Un message m’attend à l’hôtel. Mon père, le brave homme, a envoyé des lettres de recommandation à certains membres de l’aristocratie locale leur demandant de me recevoir et de faciliter mon entrée dans la société romaine. Avant de quitter l’hôtel un peu plus tôt, j’ai envoyé un message signalant mon arrivée aux gens que je suis censé rencontrer ici, et j’ai déjà une réponse. Je suis invité le soir même en des termes plus que cordiaux à la villa de Marcellus Domitianus Frontinus qui, selon mon père, possède la moitié des vignes entre Neapolis et Pompéi et dont le frère Cassius a été un des héros de la dernière guerre. Un fiacre doit venir me chercher au Tiberius à la dix-huitième heure.
Une joie étrange m’envahit. Ils sont immédiatement disponibles pour offrir un accueil chaleureux au visiteur barbare dès sa première soirée dans la mère patrie. Cela dit, Frontinus envoie dix mille caisses de ses vins blancs doux aux entrepôts de mon père tous les ans, ce qui représente une activité commerciale non négligeable. Non que nous devions parler affaires ce soir. D’abord parce que je ne suis pas très au courant des affaires de mon père ; mais aussi et surtout parce que nous sommes des patriciens, Frontinus et moi-même, et devons nous comporter en tant que tels. Il fait partie de l’ancienne classe sénatoriale, descendant d’une race d’hommes qui ont fait et défait les Césars mille ans plus tôt. Quant à moi, c’est un sang royal britannique qui coule dans mes veines, du moins c’est ce que m’a dit mon père, et mon nom.
— Cymbelin –, en est un témoignage. Caratacus, Cassevelaunus, Tincommius, Togodumnus, Prasutagus : à l’occasion mon père aime affirmer descendre de chacun de ces grands chefs celtiques, ainsi que de la reine Cartamandua des Brigantes, pour faire juste mesure.

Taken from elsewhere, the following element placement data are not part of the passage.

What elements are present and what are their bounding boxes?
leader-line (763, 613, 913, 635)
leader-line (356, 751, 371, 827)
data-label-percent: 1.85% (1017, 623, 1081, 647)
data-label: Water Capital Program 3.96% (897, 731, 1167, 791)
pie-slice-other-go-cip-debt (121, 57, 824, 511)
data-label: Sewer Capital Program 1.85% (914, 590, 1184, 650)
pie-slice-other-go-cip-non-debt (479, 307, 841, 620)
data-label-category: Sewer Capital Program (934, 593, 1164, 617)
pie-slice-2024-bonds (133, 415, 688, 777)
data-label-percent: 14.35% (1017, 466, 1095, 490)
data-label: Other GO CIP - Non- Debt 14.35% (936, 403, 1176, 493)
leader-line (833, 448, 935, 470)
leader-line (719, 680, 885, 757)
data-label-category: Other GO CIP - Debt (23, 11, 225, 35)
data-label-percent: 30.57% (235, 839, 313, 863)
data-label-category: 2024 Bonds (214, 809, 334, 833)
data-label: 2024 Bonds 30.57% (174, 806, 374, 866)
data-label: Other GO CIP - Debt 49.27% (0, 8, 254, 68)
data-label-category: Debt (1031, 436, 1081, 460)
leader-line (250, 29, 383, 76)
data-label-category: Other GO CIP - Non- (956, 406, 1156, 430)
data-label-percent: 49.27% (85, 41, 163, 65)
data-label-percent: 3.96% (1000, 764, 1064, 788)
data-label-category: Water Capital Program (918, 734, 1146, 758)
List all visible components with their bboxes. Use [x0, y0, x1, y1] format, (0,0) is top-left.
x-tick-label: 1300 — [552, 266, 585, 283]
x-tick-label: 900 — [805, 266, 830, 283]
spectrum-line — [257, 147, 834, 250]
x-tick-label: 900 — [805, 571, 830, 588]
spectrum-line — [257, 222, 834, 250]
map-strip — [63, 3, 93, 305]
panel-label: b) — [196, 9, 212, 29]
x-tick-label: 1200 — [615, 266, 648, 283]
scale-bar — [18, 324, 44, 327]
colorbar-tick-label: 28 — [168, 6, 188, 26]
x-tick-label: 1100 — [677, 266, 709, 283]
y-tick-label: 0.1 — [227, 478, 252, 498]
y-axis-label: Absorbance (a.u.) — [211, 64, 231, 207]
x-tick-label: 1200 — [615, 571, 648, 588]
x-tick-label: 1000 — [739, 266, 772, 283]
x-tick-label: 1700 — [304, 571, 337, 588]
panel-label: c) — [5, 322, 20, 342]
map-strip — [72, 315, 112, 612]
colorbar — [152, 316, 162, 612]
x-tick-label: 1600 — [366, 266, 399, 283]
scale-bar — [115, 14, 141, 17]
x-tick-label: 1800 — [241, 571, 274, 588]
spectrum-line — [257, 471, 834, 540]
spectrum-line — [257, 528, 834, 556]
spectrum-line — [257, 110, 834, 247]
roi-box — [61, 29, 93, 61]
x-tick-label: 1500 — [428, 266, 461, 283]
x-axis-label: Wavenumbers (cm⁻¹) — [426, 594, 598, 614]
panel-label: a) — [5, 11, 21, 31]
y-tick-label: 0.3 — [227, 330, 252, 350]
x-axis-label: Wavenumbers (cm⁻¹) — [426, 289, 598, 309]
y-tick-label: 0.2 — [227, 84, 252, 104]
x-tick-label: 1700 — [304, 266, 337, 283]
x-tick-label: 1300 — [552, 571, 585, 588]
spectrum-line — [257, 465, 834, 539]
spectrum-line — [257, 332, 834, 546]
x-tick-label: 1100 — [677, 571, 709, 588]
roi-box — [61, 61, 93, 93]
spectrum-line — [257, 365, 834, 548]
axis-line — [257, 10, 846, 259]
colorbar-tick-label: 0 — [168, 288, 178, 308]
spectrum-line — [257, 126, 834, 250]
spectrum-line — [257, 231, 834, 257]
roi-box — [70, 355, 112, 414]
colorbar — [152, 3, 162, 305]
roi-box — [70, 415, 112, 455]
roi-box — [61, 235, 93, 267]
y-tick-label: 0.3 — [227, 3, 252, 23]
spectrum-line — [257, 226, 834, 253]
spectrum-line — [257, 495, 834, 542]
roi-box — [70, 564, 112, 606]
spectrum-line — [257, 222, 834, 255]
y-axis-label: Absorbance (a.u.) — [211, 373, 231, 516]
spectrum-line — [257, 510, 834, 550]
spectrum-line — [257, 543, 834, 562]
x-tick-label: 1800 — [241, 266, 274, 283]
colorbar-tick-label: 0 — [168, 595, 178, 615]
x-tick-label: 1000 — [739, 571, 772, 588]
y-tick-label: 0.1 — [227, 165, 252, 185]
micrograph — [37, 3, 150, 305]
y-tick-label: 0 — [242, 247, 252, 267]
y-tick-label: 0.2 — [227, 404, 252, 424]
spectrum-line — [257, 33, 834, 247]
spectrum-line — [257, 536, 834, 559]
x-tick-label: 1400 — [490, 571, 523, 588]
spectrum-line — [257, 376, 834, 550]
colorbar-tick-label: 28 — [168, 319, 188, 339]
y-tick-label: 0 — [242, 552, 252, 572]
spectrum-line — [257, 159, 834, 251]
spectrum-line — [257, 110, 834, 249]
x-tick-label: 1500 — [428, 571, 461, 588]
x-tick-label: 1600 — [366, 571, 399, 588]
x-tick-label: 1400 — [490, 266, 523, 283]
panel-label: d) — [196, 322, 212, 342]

Certes, par la suite, Cartamandua s’est empressée de signer un traité de paix avec les Romains et a envoyé son collègue monarque Caratacus à Rome les chaînes aux pieds. Mais c’était il y a bien longtemps et nous autres Britanniques avons été pacifiés et repacifiés depuis, tout le monde a compris que le pouvoir et la gloire seront toujours associés à la ville majestueuse qui se trouve à l’autre bout de la Via Roma. Frontinus saura se montrer courtois, sinon par égard pour nos vaillants et héroïques guerriers vaincus qui sont mes ancêtres putatifs, du moins pour les dix mille caisses de vin qu’il a l’intention d’envoyer à Londin cette année. Ce soir, je ferai bonne chère, je rencontrerai des gens importants et gagnerai mes entrées dans les grandes familles de Neapolis puis, lorsque je serai prêt, celles de la capitale.
Je me lave. Je me rase. Je frotte mes bracelets à l’huile, et non à la graisse de porc ; puis je sélectionne scrupuleusement ma garde-robe, une tunique byzantine en soie et un foulard assorti, des jambières rouges en lin égyptien, des sandales syriennes de la meilleure fabrique. Sans oublier, bien sûr, ma boucle d’oreille en or et mon bracelet massif qui apportent cette touche barbare qu’ils semblent tellement apprécier par ici.